Dang, that is indeed pricey.
i paid 250€ for the upgrade kit (with new pedals) which would be AU$358,10 in Austria. There’s also a cheaper option with just a software upgrade and new transmitters for 150€ (AU$215)
I have bought STAGES/SHIMANO ULTEGRA 6800 POWER METER CRANK, Polar V800 with latest update finds it but then in actual activity it doesn’t not pick data. Did any of you had the same problem. I was trying to connect it to Strava it connects but also it shows no data so do you think it might be a problem of battery in power meter ?
Afraid I’ve got the same problem with Stages + V800, V800 finds and pairs but doesn’t show any power data. Power data is visible via Stages app on iOS so pretty sure the power meter is OK.
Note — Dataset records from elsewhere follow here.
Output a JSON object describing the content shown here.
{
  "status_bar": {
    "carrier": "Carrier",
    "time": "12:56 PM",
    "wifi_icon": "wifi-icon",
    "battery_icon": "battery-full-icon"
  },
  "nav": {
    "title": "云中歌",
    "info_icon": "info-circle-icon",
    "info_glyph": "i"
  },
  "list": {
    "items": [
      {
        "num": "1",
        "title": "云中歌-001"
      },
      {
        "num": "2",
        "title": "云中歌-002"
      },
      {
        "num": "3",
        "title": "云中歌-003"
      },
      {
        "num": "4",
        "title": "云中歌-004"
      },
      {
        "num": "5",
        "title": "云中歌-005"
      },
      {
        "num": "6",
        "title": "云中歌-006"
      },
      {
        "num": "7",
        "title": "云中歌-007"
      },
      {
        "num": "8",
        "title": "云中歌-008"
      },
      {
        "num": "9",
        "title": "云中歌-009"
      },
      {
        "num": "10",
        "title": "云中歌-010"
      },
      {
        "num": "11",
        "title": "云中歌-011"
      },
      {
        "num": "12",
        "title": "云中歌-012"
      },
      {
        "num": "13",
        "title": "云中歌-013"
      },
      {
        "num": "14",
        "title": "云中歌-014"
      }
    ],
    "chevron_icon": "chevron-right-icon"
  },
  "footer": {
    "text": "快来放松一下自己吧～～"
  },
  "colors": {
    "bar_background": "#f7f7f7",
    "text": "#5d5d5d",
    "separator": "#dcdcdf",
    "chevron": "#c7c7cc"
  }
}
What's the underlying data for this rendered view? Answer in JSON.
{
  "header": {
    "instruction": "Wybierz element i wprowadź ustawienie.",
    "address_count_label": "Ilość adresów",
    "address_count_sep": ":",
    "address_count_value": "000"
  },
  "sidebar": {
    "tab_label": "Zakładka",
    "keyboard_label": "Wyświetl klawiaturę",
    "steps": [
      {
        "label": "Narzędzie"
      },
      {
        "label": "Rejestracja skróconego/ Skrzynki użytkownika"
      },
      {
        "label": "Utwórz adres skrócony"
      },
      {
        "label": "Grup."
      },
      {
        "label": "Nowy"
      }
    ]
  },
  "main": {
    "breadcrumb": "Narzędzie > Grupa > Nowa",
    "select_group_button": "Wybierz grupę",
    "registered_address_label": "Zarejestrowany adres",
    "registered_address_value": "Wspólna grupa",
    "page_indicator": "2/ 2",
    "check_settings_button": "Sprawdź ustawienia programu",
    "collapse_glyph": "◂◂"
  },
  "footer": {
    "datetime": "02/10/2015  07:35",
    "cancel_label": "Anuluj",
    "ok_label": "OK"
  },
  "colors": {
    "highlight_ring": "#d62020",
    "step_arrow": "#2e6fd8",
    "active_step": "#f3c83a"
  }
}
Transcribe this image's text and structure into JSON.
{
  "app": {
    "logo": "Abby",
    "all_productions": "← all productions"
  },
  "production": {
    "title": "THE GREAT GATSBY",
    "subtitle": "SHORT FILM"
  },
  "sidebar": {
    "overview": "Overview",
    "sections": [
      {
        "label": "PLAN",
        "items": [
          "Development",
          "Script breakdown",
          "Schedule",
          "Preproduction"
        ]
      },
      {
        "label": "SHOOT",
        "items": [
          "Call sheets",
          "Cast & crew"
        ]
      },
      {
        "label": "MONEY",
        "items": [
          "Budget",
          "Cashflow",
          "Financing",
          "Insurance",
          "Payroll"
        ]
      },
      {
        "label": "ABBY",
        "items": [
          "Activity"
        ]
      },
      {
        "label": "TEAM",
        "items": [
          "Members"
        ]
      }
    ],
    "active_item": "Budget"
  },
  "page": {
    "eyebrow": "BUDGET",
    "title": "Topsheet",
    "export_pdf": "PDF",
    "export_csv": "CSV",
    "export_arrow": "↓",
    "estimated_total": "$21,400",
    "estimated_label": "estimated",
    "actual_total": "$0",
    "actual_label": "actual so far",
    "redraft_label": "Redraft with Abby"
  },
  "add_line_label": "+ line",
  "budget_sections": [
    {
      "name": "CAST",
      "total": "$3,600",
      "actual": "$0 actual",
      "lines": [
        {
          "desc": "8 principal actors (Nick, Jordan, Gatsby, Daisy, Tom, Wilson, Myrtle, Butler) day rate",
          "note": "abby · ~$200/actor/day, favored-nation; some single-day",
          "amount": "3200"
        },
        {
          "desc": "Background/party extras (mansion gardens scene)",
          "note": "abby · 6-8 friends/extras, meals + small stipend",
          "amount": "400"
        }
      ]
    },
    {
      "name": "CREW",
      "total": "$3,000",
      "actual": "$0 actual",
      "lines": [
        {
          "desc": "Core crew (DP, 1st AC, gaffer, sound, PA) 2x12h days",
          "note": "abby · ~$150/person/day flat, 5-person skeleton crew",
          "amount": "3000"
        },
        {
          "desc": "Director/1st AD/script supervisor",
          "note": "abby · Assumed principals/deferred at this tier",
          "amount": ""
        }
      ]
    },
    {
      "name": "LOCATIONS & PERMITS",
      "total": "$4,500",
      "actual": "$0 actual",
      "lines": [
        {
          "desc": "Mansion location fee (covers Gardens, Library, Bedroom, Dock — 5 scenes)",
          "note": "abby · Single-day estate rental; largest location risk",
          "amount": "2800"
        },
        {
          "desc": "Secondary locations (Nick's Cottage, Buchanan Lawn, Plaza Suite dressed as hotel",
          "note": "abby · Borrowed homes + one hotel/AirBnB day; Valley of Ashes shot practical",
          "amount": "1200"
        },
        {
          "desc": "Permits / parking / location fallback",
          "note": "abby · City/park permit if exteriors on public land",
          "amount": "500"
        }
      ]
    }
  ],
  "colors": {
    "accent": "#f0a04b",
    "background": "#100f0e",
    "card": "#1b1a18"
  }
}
“Now for those of you with the existing Polar Keo system based on W.I.N.D. (proprietary Polar protocol), you’ll be able to upgrade to the new pod system with all the benefits noted above. That’ll cost $150US/150€, which converts you from W.I.N.D. to Bluetooth Smart. Note that if you use it with existing W.I.N.D. devices, it won’t work there any longer. So it’s really for folks who are planning on getting the Polar V800 or V650, or another Bluetooth Smart power meter compliant head unit/device.”
Where can one find this upgrade offer?
I have been very disappointed with the Keo Power Pedals (after 6 months of frustration with frequently lost or inaccurate data). Agree with Pawel, the support from Polar and Look is dismal. Will not go into details but as a savvy tech guy, this product just has too many problems – I will say that I am not using the Polar receiving device but being able to not use one is the whole purpose of bluetooth industry standards. Not worth the money. Reverted to Stages Power Crank on one of my other bikes – works perfectly.